I also wonder why some films automatically make me suffer the imaginary pain, but some horror films which have brutal scenes don’t affect me like that. Films which automatically make me suffer the imaginary pain include PAIN (1994, Eric Khoo), SALO OR 120 DAYS OF SODOM, EXTASE DE CHAIR BRISEE (2005, Pierre-Luc Vallencourt + Frederik Maheux), and AND THE MOON DANCES (1995, Garin Nugroho), which has a scene in which the female protagonist does something with a needle. For this group of films, I had to repeat to myself that it was only a movie in order to be able to keep on watching the scene.
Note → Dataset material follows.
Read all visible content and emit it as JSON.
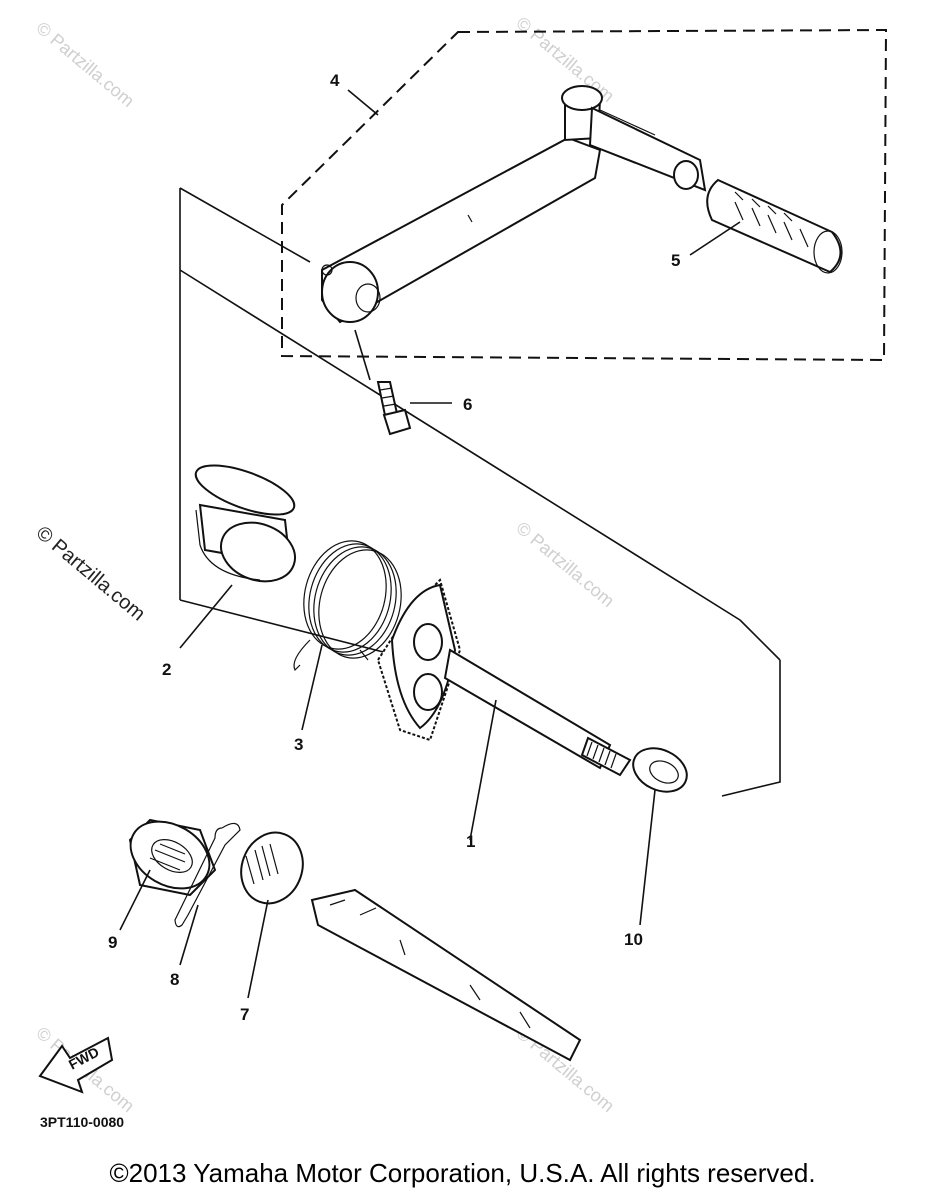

But films such as SAW, SEE NO EVIL, or THE BEYOND (1981, Lucio Fulci), which depict some cruel things, don’t affect me like that.


1 Comment »

  1. This is my reply to Matthew Hunt in my bilingual blog:

    Yeah, I think SALO is harder to watch for me, too, because I felt so bad for all the fictional victims in this film. The excrement eating in SALO is involuntary, while the excrement eating in PINK FLAMINGOS and KANG KOW DUD KLUOY (BANANA-SUCKING BAT) (2001, Kullachart Jitkajornwanit + Benjamin Traipipat) is voluntary, so the humour in these two scenes may help lessen the feeling of disgust. I think the scene which comes in the middle of these two opposites may be the excrement eating scene in 13 BELOVED (2006, Chookiat Sakvirakul), because the eating here is half-voluntary. The protagonist chooses to eat it, because he wants money.

    I hope you are not eating some food while you are reading this. Hahaha.